After enjoying a most excellent breakfast in a Sacramento restaurant called The Tower, I headed to the restrooms only to discover about eight people—oh, be still my beating bladder—waiting in line!
Actually, there were two lines. To make matters worse, each comprised both men and women. This could only mean one thing. It meant they were waiting for the dreaded unisex bathrooms.
And ain't that some shit? Indeed, it seems an increasing number of establishments are going the way of unisex accommodations in an effort, no doubt, to evenly distribute the waiting time between the sexes. And while I'm sure this sounds reasonable to women—who surely must be tired of wasting away in endless bathroom queues—to me it's a raw deal.
You see, as a straight, white and male individual (SWAMI), I have enjoyed the privileges that society has to offer people: superior education, safe neighborhoods, preferential treatment from authority figures, freedom from bullying and/or harassment, higher wages, inheritance advantages and the opportunity to date white girls without the scorn of suspicious parents. But now, as our culture becomes increasingly aware of and opposed to SWAMI entitlements they are systematically being revoked. And you know what? I feel I have been a pretty good sport about it.
I didn't complain in 1986, when three million illegal immigrants were awarded amnesty, thereby making it harder for white people to get those coveted low-wage jobs.
I didn't complain about the recent, nationwide legalization of gay marriage, even though it has clearly contributed to the demise of straight marriage, including the collapse of my own wholly heterosexual marriage.
Nor did you hear me raise a stink about the Black Lives Matter movement, even though it hogged all the media attention away from the valiant fundraising efforts of my White People without Yachts Foundation.
But unisex bathrooms? I may have lost my white privilege and my hetero privilege but hell no, I will not let go of my male privilege—the most privilegy privilege of them all.
No justice, no peace!
The first time I encountered a unisex operation was a couple of years ago. I had to pass water really, really badly and the long, mix-gendered lines sent me spiraling into the seven stages of grief. First there was shock ("Can this be real?"). Then came denial ("There is no way this is going to catch on"). Followed by anger ("You maniacs! You blew it up! God damn you to Hell!"). Followed by guilt, depression and finally acceptance as I walked to the back of the line with throbbing gonads and prayed to the excretion gods that the unisex concept would not catch on. Because, let's face it, the tried-and-true system of male- and female-only restrooms keeps the men's wait at a minimum—thanks to the magic and genius of the external phallus which can be whipped out and watered in the time it takes a woman to retrieve the owner's manual for her vagina.

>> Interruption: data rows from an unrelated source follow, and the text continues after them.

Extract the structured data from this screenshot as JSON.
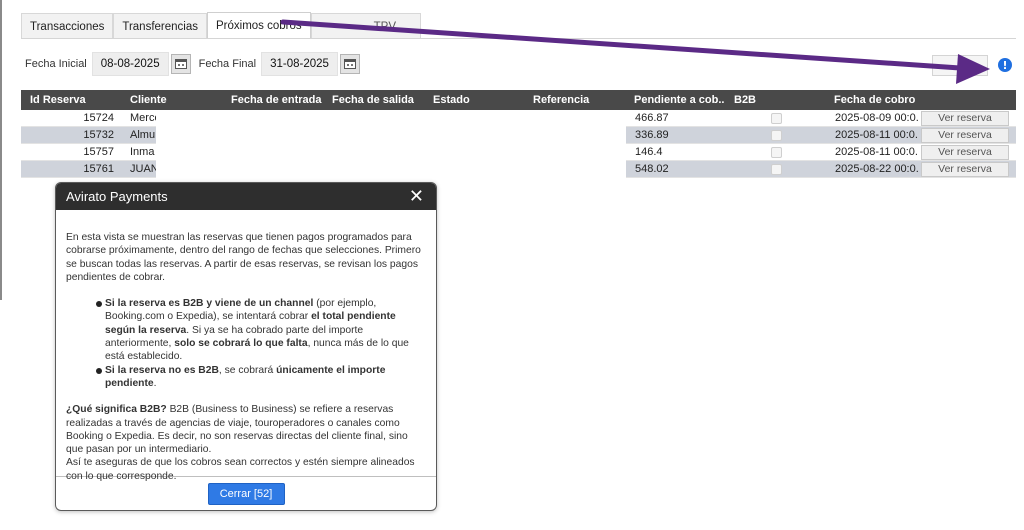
{
  "tabs": [
    {
      "label": "Transacciones"
    },
    {
      "label": "Transferencias"
    },
    {
      "label": "Próximos cobros"
    },
    {
      "label": "TPV"
    }
  ],
  "filters": {
    "start_label": "Fecha Inicial",
    "start_value": "08-08-2025",
    "end_label": "Fecha Final",
    "end_value": "31-08-2025"
  },
  "table": {
    "headers": [
      "Id Reserva",
      "Cliente",
      "Fecha de entrada",
      "Fecha de salida",
      "Estado",
      "Referencia",
      "Pendiente a cob...",
      "B2B",
      "Fecha de cobro"
    ],
    "rows": [
      {
        "id": "15724",
        "client": "Merce",
        "pending": "466.87",
        "b2b": false,
        "date": "2025-08-09 00:0...",
        "action": "Ver reserva"
      },
      {
        "id": "15732",
        "client": "Almu",
        "pending": "336.89",
        "b2b": false,
        "date": "2025-08-11 00:0...",
        "action": "Ver reserva"
      },
      {
        "id": "15757",
        "client": "Inma",
        "pending": "146.4",
        "b2b": false,
        "date": "2025-08-11 00:0...",
        "action": "Ver reserva"
      },
      {
        "id": "15761",
        "client": "JUAN",
        "pending": "548.02",
        "b2b": false,
        "date": "2025-08-22 00:0...",
        "action": "Ver reserva"
      }
    ]
  },
  "dialog": {
    "title": "Avirato Payments",
    "intro": "En esta vista se muestran las reservas que tienen pagos programados para cobrarse próximamente, dentro del rango de fechas que selecciones. Primero se buscan todas las reservas. A partir de esas reservas, se revisan los pagos pendientes de cobrar.",
    "bullet1": {
      "b1": "Si la reserva es B2B y viene de un channel",
      "t1": " (por ejemplo, Booking.com o Expedia), se intentará cobrar ",
      "b2": "el total pendiente según la reserva",
      "t2": ". Si ya se ha cobrado parte del importe anteriormente, ",
      "b3": "solo se cobrará lo que falta",
      "t3": ", nunca más de lo que está establecido."
    },
    "bullet2": {
      "b1": "Si la reserva no es B2B",
      "t1": ", se cobrará ",
      "b2": "únicamente el importe pendiente",
      "t2": "."
    },
    "b2b_q": "¿Qué significa B2B?",
    "b2b_text": " B2B (Business to Business) se refiere a reservas realizadas a través de agencias de viaje, touroperadores o canales como Booking o Expedia. Es decir, no son reservas directas del cliente final, sino que pasan por un intermediario.",
    "closing": "Así te aseguras de que los cobros sean correctos y estén siempre alineados con lo que corresponde.",
    "close_button": "Cerrar [52]"
  },
  "colors": {
    "header_bg": "#494949",
    "dialog_header_bg": "#2e2e2e",
    "primary_button": "#2f7ae5",
    "info_icon": "#1f6fe0",
    "arrow": "#5b2a86",
    "alt_row": "#cfd3db"
  },
  "icons": [
    "calendar-icon",
    "info-icon",
    "close-icon",
    "annotation-arrow"
  ]
}
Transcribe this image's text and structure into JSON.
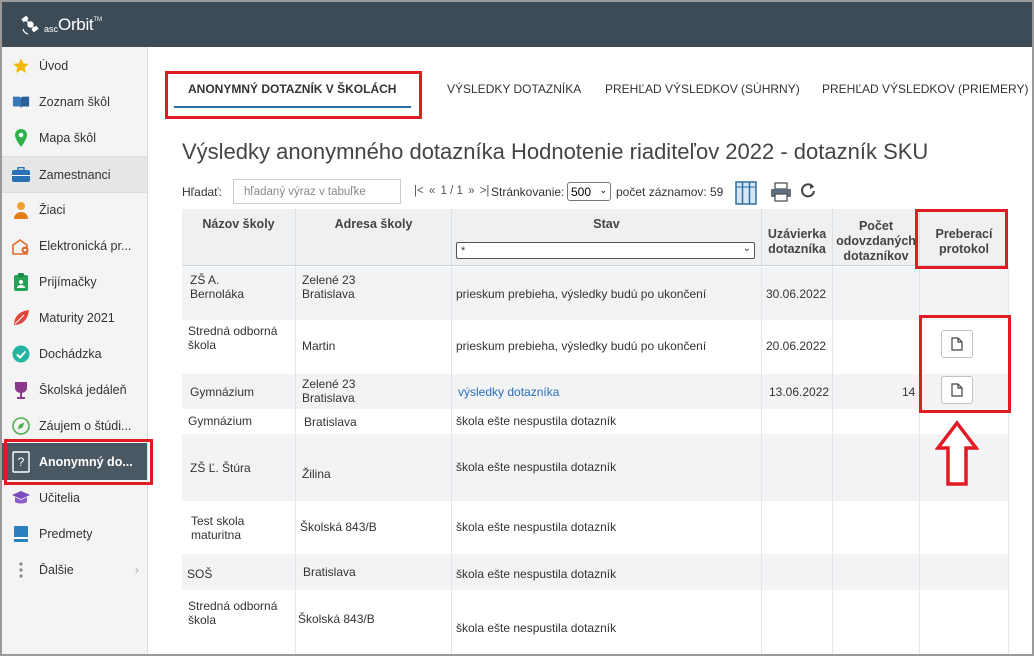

Say what you want about the vajay-jay's role in childbirth, it is clearly the inferior organ. Not only because it can't be used to write your name in the snow, but because of how much it slows you down in the lavatory. And sure, it may seem unfair that it was men who got the coveted male sex organ, but it makes sense. As far as genitalia goes, God had two options. As much as he wanted to award a phallus to everyone, he knew somebody had to have a receptacle for the whole thing to work. So he gave it to females, for the simple reason that men are movers and shakers who don't have time to be dicking around with vaginas. We don't have time to be unbuckling belts, lowering and raising toilet seats or wiping ourselves after the simple act of relieving our bladders. It was clearly God's intent to make this a swift and convenient prick-friendly process so men could get back to running governments and building rocket ships. To undo this advantage would not only be a detriment to mankind, but an affront to God.
We shall overcome. We shall overcome.
That said, I will concede that there are many out there who abuse their SWAMI privilege. They use it to intentionally hurt those who are not members of the advantaged class and absolutely should have their entitlements revoked. But can we agree that those of us who did not abuse our privilege should be able to keep them? I mean, I'm one of the good ones, right? I'm the guy who always nods and says, "Sup?" to black people I pass on the street. I am the guy who always asks the women I trick into sleeping with me if they climaxed before gathering my clothes and rushing out the door. And I am the heterosexual who went to the drag club and didn't flip out when the pudgy, old Motown queen sat on my lap and crooned "Love to Love You Baby" into my wilting ears.
Afterward, I went to the restrooms which were marked His and Hers. There were four gals waiting for Hers and a man dressed like Betty Page waiting for His. Betty was in and out before anyone in the Her line got in. "Power to the pee-ple," I thought. "Power to the pee-ple, right on!"